Pues para que no quepa la menor duda, si fuera de allá y fuera a estar, pero que no estoy ni insinúo que nadie lo esté, estaría con la Hillary. Ésa es una señorona guapota, con todo y patas de gallina y sonrisa de Sila, con una historia de verdad, no por la edad, sino por sus andanzas.  De ella se dice un paquetón de cosas, asunto que habla muy bien de la experiencia de la candidata para candidatear.  Hasta ahora, fiel a lo que debe ser un producto mercadeable para los consumidores de imágenes, ha demostrado ser incondicionalmente devota de lo que debe ser devoto un candidato allá. Como dama con evidente síndrome de mujer maltratada, siempre ha sido leal al que ahora es su paje, aunque dicen algunos deslenguados que en su vida hubo peligrosos momentos neutros que no deben importar ante un cigarro público en genuflexión, algunas bocanadas y amenazas de ADN y otros asuntillos bomberiles para despistar.  Esa señora es la que debería ser. Sí, debería ser porque lleva un paquetón de años en ese empeño y ha tenido que aguantar en público y en privado lo que nadie aguantaría por estar donde quiere estar y ese esfuerzo heroico hay que reconocerlo, admirarlo y hasta respetarlo. Tiene un ganado crédito con la mediocridad y hay que pagárselo, que hace rato está cobrando. ¡Albricias!

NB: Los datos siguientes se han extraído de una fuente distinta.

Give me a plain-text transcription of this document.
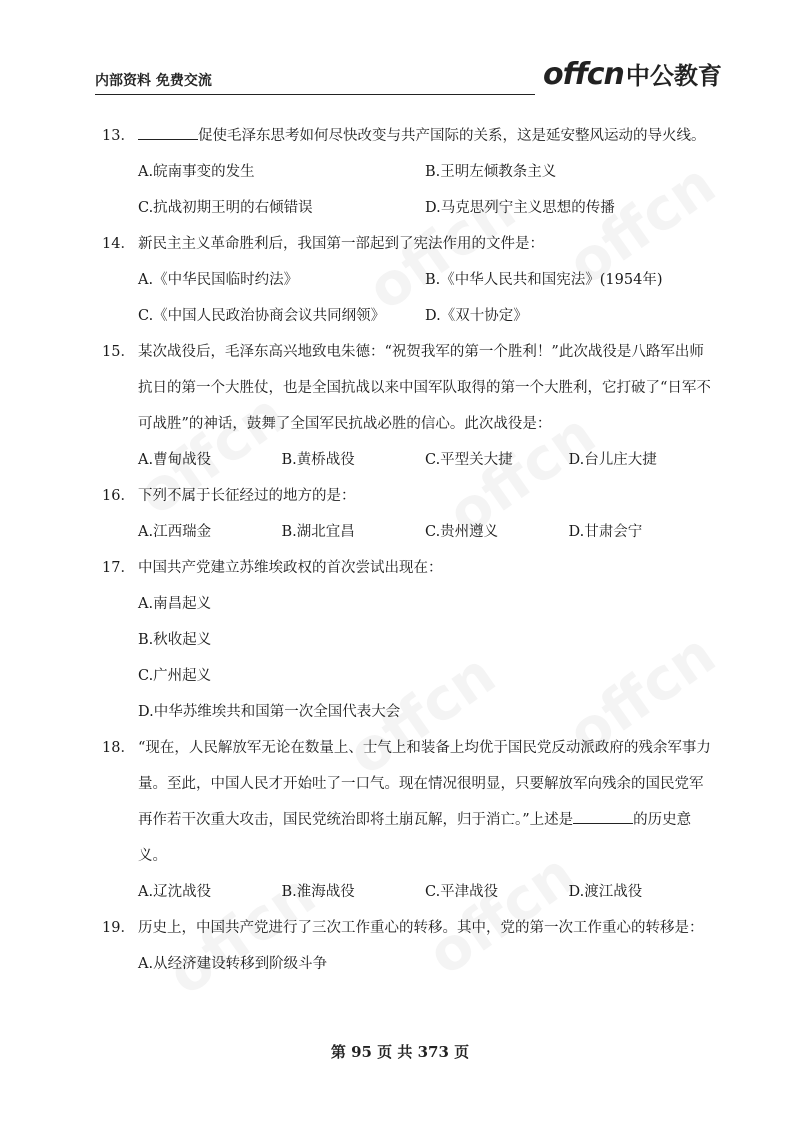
内部资料 免费交流	offcn中公教育
13．	促使毛泽东思考如何尽快改变与共产国际的关系，这是延安整风运动的导火线。
A.皖南事变的发生	B.王明左倾教条主义
C.抗战初期王明的右倾错误	D.马克思列宁主义思想的传播
14． 新民主主义革命胜利后，我国第一部起到了宪法作用的文件是：
A.《中华民国临时约法》	B.《中华人民共和国宪法》(1954年)
C.《中国人民政治协商会议共同纲领》	D.《双十协定》
15． 某次战役后，毛泽东高兴地致电朱德：“祝贺我军的第一个胜利！”此次战役是八路军出师抗日的第一个大胜仗，也是全国抗战以来中国军队取得的第一个大胜利，它打破了“日军不可战胜”的神话，鼓舞了全国军民抗战必胜的信心。此次战役是：
A.曹甸战役	B.黄桥战役	C.平型关大捷	D.台儿庄大捷
16． 下列不属于长征经过的地方的是：
A.江西瑞金	B.湖北宜昌	C.贵州遵义	D.甘肃会宁
17． 中国共产党建立苏维埃政权的首次尝试出现在：
A.南昌起义
B.秋收起义
C.广州起义
D.中华苏维埃共和国第一次全国代表大会
18． “现在，人民解放军无论在数量上、士气上和装备上均优于国民党反动派政府的残余军事力量。至此，中国人民才开始吐了一口气。现在情况很明显，只要解放军向残余的国民党军再作若干次重大攻击，国民党统治即将土崩瓦解，归于消亡。”上述是	的历史意义。
A.辽沈战役	B.淮海战役	C.平津战役	D.渡江战役
19． 历史上，中国共产党进行了三次工作重心的转移。其中，党的第一次工作重心的转移是：
A.从经济建设转移到阶级斗争
第 95 页 共 373 页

Pero ahora resulta que no, que llega de no sé dónde un hombre con menos biografía que José Alfredo, que ni parece gringo ni evoca películas de vaqueros y quiere iniciar el juego desde la tercera base sin nunca haber agarrado el bate ni el cigarro, ni la exposición, ni nada, esperando a un sencillo para correr y anotar.  Los que desde la izquierda coquetean con el poder colonial y le hacen el juego a cualquier enredador de conceptos, trabalengüeros de la razón, los que se encandilan con discurseos mongos y cancioncillas de avivamiento, deben repudiar al que, como un Pedro estadounidense cualquiera, alejó y negó tres veces al ministro Jeremiah, su compadre. Todo porque dijo públicamente lo que entre ellos íntimamente hablaban y soñaban como discurso del futuro y proyecto de vida. Deben execrar al que impávidamente, después de que pasó por la Isla y se llevó un billetaje, dio la espalda a los periodistas, como un Frank Sinatra en épocas de gloria, y cuando le inquirieron por el asuntito del patriota Aníbal, le ordenó a un soplapote que preguntara: ¿Qué Aníbal? ¡Demonios, ése es el que se zumbó a la calle por ti antes de que lo negaras! Y para mí, que soy un desentendido de tantos profundos entendimientos, los parloteadores de altos vuelos y exhibición de fina sensibilidad de tela de cebolla, no deben dudar en distanciarse de ese artefacto. Basta saber que cuando le preguntaron por la cuestión colonial dijo que respetaría la determinación de los colonizados, como si hubiera dicho que en asuntos de liberación no se metía. Recordé a sus panas esclavos y se me pegó el vellón. Maldito embaucador de disimulado gesto lateral, como sacándole el cuerpo a todo. ¡Malditos tus discursos y los que te aplauden! ¿Es que no ven que Pierluisi lo aclama? 

¡Obama, eres más Hillary que Obama! Y por esa falta de pantalones en la búsqueda del embriagante poder, en mi despreferencia prefiero a la que siempre ha sido ella, y si tuviera que votar, Jeremiah sería el hombre. Aunque no sepa nada de eso y me importe un pito.